Ensuite sont arrivées les techniques de micro-injection intracytoplasmique (ICSI), précieuse en cas de stérilité masculine et de diagnostic pré-implantatoire (DPI, pour les familles ayant une maladie à transmission génétique). Puis, à partir de 1999, les premières vitrifications ovocytaires, une avancée pour des femmes atteintes par exemple d’endométriose ou de cancer.

Toutes ces techniques ont permis d’élargir leurs premières indications, d’abord pour les femmes, puis pour les hommes en passant d’une approche plus médicale -répondre à l’infertilité, au risque de transmission d’une anomalie génétique, …- à celle d’une ouverture sociétale - auto-conservation ovocytaire, don de sperme pour une femme seule ou en couple homosexuel… Tout ce qui est envisageable doit-il se réaliser ou faut-il maintenir des principes en phase avec des notions fondamentales telles que la dignité humaine ou la protection des plus vulnérables ?

Bioéthique : un champ toujours bousculé

La dernière loi de bioéthique de 2021 définit le cadre actuel de ce qui est ou non autorisé : élargissement de l’accès à la PMA, interdiction de la GPA, nouveaux droits pour les enfants nés de PMA, modalités de l’autoconservation des gamètes hors motif médical, de la recherche sur les embryons et les cellules souches... Restent certaines difficultés. Ainsi, avec le droit à la connaissance des origines personnelles des enfants à naître et l’élargissement de l’accès à la PMA à toutes les femmes, les modalités et délais d’attente pour un don de sperme vont probablement se complexifier, alors que les délais sont déjà longs, compris entre 12 et 18 mois. De même, l’accès au DPI reste encore lent (18 mois d’attente en moyenne), pour seulement 20% de succès. Enfin, « il existe une disparité dans l’accès et l’activité des centres en France, qui s’explique notamment par des moyens en personnels, matériels et formation parfois insuffisants ».

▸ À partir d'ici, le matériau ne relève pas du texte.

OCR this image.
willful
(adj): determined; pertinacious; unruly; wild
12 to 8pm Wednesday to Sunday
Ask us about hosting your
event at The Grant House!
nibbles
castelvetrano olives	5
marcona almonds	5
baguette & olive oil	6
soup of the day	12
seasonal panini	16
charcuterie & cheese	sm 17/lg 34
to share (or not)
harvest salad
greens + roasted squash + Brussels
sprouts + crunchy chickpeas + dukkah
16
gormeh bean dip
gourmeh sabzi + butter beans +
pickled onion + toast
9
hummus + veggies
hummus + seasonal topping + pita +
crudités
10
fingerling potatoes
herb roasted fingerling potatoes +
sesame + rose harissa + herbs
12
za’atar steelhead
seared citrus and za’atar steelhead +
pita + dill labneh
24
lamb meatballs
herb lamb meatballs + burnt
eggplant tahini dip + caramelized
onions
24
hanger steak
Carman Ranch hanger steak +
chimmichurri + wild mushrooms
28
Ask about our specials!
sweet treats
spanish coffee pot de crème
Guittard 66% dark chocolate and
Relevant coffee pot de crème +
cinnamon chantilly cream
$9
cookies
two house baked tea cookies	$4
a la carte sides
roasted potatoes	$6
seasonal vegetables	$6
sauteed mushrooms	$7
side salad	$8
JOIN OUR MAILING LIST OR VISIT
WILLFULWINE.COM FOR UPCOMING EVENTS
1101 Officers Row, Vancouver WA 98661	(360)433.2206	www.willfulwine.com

Parallèlement, le spécialiste a regretté que la recherche d’aneuploïdie embryonnaire reste interdite car assimilée à de l’eugénisme, « ce qui n’est pas le cas, a-t-il insisté. Cet examen est globalement similaire à celui réalisé pour le DPI. Or, en pratique, 60% des embryons conçus par FIV présentent une telle anomalie et ne se développeront pas où conduiront à une fausse couche. L’autoriser permettrait ainsi d’éviter des gestes médicaux et leurs conséquences psychologiques chez des femmes qui ne mèneront pas leur grossesse à terme ».

René Frydman a rappelé que certain.e.s ignorent encore trop souvent que la principale cause de l’échec dans ce domaine est l’âge de la femme, qui réduit ses capacités de reproduction. Il a ainsi plaidé pour une meilleure information sur les facteurs défavorables à la fertilité, délivrée par exemple par les PMI et, plus en amont, lors des séances sur l’éducation à la sexualité en milieu scolaire. À l’avenir, des techniques nouvelles telles que la greffe d’utérus ou les gamètes artificiels viendront poser de nouvelles questions, et positionneront le médecin face à de nouvelles demandes. Face à ce désir d’enfant « qui a envahi la planète, la médecine ne doit pas quitter son terrain : celui de conseiller, d’accepter, même si parfois la situation est difficile, mais aussi de garder la capacité à refuser » a-t-il conclu.